"I know that you believe you understand what you think I said, but I am not sure that you realize that what you heard is not what I meant." -Robert McCloskey
Someone emailed me with a great question, so I thought I’d share my thoughts on it here this week.
Hi Kim,
I’m getting stuck trying to be authentic and wanting to make sure that people in a different industry understand with what I’m offering. How can I talk to my clients in a way that resonates with them but still feels authentic to me?
Love, M.T.
I love this question so much!
It hits on a great strategy entrepreneurs and creatives can use: speaking to potential and current clients in a way that “resonates with them.” In other words, speaking to your customers in their language.
You know, I remember when I was both acting and slinging drinks (the typical actor cliche), each world had its own language that made me feel like an outsider when I started.
Apple boxes, martini shots (acting, not the bar!), going 10:20, honey wagons, mo-cap, being pinned, craft services, 86'ed, SOS, auto gratting…you get the idea.
After a little while, those words and phrases became second nature to me, but if I mentioned them to someone outside of either industry, they’d think I had a weirdly timed, strange drink craving…or that maybe I needed help with my arts and crafts project.
Joking aside, this isn’t unique to the acting or bar world.
Every field has its own language, the words that click and speak to those “in the know.” It becomes second nature and before we know it, the words that at one time may have sounded foreign to us when we were newbies become a part of how we talk.
While it might feel nice to be part of the “in-crowd” and know the hip words that all the cool kids are using, it isn’t so cool when we get our business from clients in a different world.
To them, we might as well be speaking a different language when we use industry jargon.
It can be alienating, confusing, and in some cases a turn-off and cost us business.

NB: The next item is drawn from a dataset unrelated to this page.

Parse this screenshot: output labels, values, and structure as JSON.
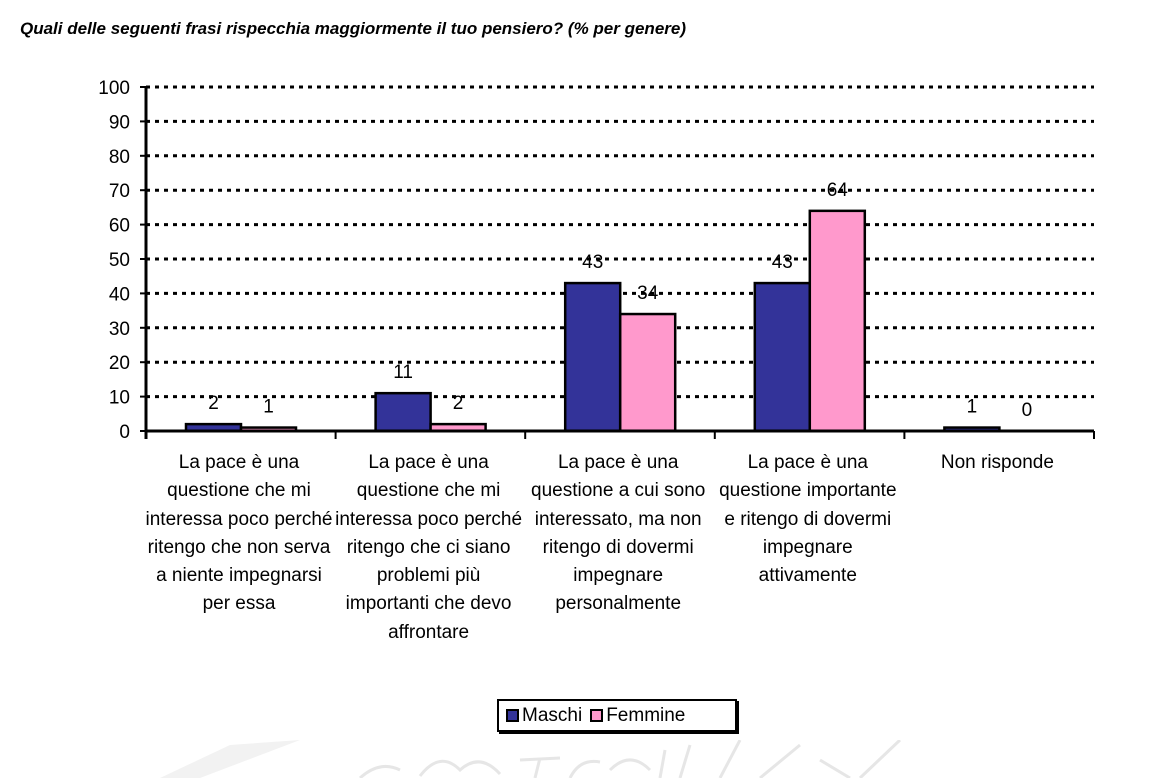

Not only can we sound like know-it-alls, which come on, is a huge turn off, but we can risk not being heard at all.
We want to connect and be heard by our customers. We want them to feel understood.
Now, most of us have good intentions and aren’t going around trying to alienate customers and act like know-it-alls. Most of us care deeply and want to help our existing and potential new clients.
We often use this language without even being aware of it because it’s become part of our identity.
The more time we spend in an industry, the more it tends to influence our sense of who we are. This is where the concern of authenticity can creep in.
What happens when we strongly identify with our work and the words we use to describe it, yet our clients and customers come from a different “world’?
How can we authentically communicate? How can we do this without feeling like a fraud?
My offer to you is a perspective shift.
I’d love for you to imagine going on a trip to a foreign country where you don’t speak the language.
Maybe you’d practice the language before you go. Maybe you’d buy an app or crash course in Rosetta Stone. But, you wouldn’t be fluent when you arrived on your vacation.
Now imagine you’ve just landed, checked into your hotel (or your Air BnB, if you prefer), and you’re starving.
You go out to find some dinner.
You stumble upon two pretty similar cafes across the street from one another. What you don’t know is they serve the exact same type of food.
Inside Cafe A, no one speaks English. They’re trying, and gesticulating, and slowly saying words you just can’t understand.
The menu isn’t in English, and it’s not one of those places that has the pictures on the menu. Your wifi doesn’t work here, so you can’t pull up your app to translate the menu.
Ugh.
How do you feel? Most likely frustrated, confused, irritated, and hungry. You cross your fingers and point to something on the menu.
Now, imagine across the street is Cafe B.
When you walk in, you attempt your best at the language and fail. The hostess, noticing you don’t speak the language, shifts into English! It’s a little choppy, but she’s able to hear and understand what you want!
Horray!
Even better, she has a menu that’s translated. It’s cheesy, but they even put some pictures on it, so you’re able to see what some of the stranger sounding dishes look like.
How do you feel here? Most likely, relieved, understood, secure, heard, and helped. Oh, and you love your meal because you ordered what you like.
Silly examples, but the point here is, in both cases, no one was offering anything different.
Was Cafe B being any less authentic than Cafe A by speaking to you in English? Did you think, “Ugh, I hate these people, they’re so fake for trying to talk to me and have me understand the menu?” No way!
Was their menu any less authentic because it was translated? Heck no.
I’m guessing it made you feel better, made you feel more at ease, and less confused. Maybe it even made you feel a little bolder in speaking their language because you knew they understood you either way. Maybe you tried something new on the menu and liked it!
The authenticity didn’t change. The offering didn’t change, only the way in which it was communicated and understood changed, and that’s what made the difference in our example.
The same applies to the way in which we talk to our clients. There is nothing inauthentic by speaking in a way that people can hear you. I’d actually argue that we aren’t using empathy and our emotional intelligence to it’s fullest ability when we don’t do this.
So, M.T., I hope this helps you to see a different perspective on how you can communicate to your clients in a way they understand and still be authentic to yourself and your message.
Next week, I’ll take this a step further and jam on how you can learn your customers’ language!
Wishing you your version of success!